Referências Sugeridas

  • Leibniz, G. W. (2013). Ensaios de Teodiceia sobre a bondade de Deus, a liberdade do homem e a origem do mal. (Tradução de William de S. Teixeira). Editora Estação Liberdade.

    Esta é a obra principal de Leibniz sobre o problema do mal. A Parte I, especificamente, detalha o argumento de que Deus escolheu "o melhor dos mundos possíveis" e explora as distinções entre os males metafísico, físico e moral. A leitura oferece o contexto completo para a defesa de Deus que foi tão influente e posteriormente criticada.

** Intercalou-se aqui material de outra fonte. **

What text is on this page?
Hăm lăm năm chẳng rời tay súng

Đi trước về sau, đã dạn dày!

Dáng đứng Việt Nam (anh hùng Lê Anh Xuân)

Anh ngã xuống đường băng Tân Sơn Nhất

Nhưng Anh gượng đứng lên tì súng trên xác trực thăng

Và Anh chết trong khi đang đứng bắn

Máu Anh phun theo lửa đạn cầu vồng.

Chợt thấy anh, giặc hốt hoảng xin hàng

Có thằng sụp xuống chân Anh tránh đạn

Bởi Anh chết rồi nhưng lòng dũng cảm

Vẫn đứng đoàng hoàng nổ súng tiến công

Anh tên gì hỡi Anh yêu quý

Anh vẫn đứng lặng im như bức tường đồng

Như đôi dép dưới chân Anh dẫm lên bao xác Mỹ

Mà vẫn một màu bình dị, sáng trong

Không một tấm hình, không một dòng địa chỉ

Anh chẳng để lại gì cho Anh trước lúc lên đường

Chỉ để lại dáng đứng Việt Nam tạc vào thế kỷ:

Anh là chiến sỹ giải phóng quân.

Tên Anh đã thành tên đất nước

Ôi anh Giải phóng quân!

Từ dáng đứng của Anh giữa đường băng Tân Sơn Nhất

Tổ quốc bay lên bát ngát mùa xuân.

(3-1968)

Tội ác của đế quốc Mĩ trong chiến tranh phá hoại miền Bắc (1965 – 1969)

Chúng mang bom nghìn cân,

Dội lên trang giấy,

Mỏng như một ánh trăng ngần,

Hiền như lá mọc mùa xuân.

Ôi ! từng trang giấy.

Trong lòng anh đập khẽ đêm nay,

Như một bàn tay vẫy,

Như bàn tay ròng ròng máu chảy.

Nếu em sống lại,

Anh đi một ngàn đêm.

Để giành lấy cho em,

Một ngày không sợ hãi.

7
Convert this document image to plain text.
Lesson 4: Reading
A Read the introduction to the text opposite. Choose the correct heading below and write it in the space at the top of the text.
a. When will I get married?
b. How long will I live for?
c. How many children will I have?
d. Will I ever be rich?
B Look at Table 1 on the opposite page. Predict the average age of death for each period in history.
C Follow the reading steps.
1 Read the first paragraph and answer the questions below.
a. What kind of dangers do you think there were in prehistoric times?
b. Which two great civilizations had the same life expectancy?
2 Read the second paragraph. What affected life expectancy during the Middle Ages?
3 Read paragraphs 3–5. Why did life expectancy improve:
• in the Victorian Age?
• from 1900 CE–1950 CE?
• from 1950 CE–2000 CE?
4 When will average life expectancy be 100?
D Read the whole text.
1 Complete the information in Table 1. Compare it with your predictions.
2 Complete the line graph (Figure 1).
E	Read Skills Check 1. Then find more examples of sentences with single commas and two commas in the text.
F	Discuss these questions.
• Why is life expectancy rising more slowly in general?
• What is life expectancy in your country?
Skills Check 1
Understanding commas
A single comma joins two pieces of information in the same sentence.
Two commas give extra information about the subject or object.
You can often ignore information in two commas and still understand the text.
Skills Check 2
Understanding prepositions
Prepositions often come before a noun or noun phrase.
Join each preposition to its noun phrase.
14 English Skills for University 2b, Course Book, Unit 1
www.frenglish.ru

  • Voltaire. (2018). Cândido, ou O Otimismo. (Tradução de Mário Laranjeira). Editora Penguin-Companhia.

    Este romance satírico é a crítica mais famosa de Voltaire à teodiceia de Leibniz. Através das desventuras de seu protagonista, Cândido, Voltaire ataca a noção de que "tudo é para o melhor". O livro é uma resposta direta e emocional ao otimismo filosófico, fortemente influenciado pelo Terremoto de Lisboa de 1755.

  • Hick, J. (1966). Evil and the God of Love. Palgrave Macmillan.

    Embora seja uma obra em inglês, este é um dos livros mais importantes do século XX sobre o problema do mal. John Hick analisa as teodiceias tradicionais (incluindo a de Leibniz, que ele chama de "Agostiniana") e propõe a sua própria, a "Teodiceia do Desenvolvimento da Alma" (Irenaean theodicy). Ele argumenta que o mal e o sofrimento são necessários para o desenvolvimento moral e espiritual do ser humano, um processo que nos torna "filhos de Deus". O livro oferece um panorama abrangente e profundo que dialoga com as ideias apresentadas no artigo.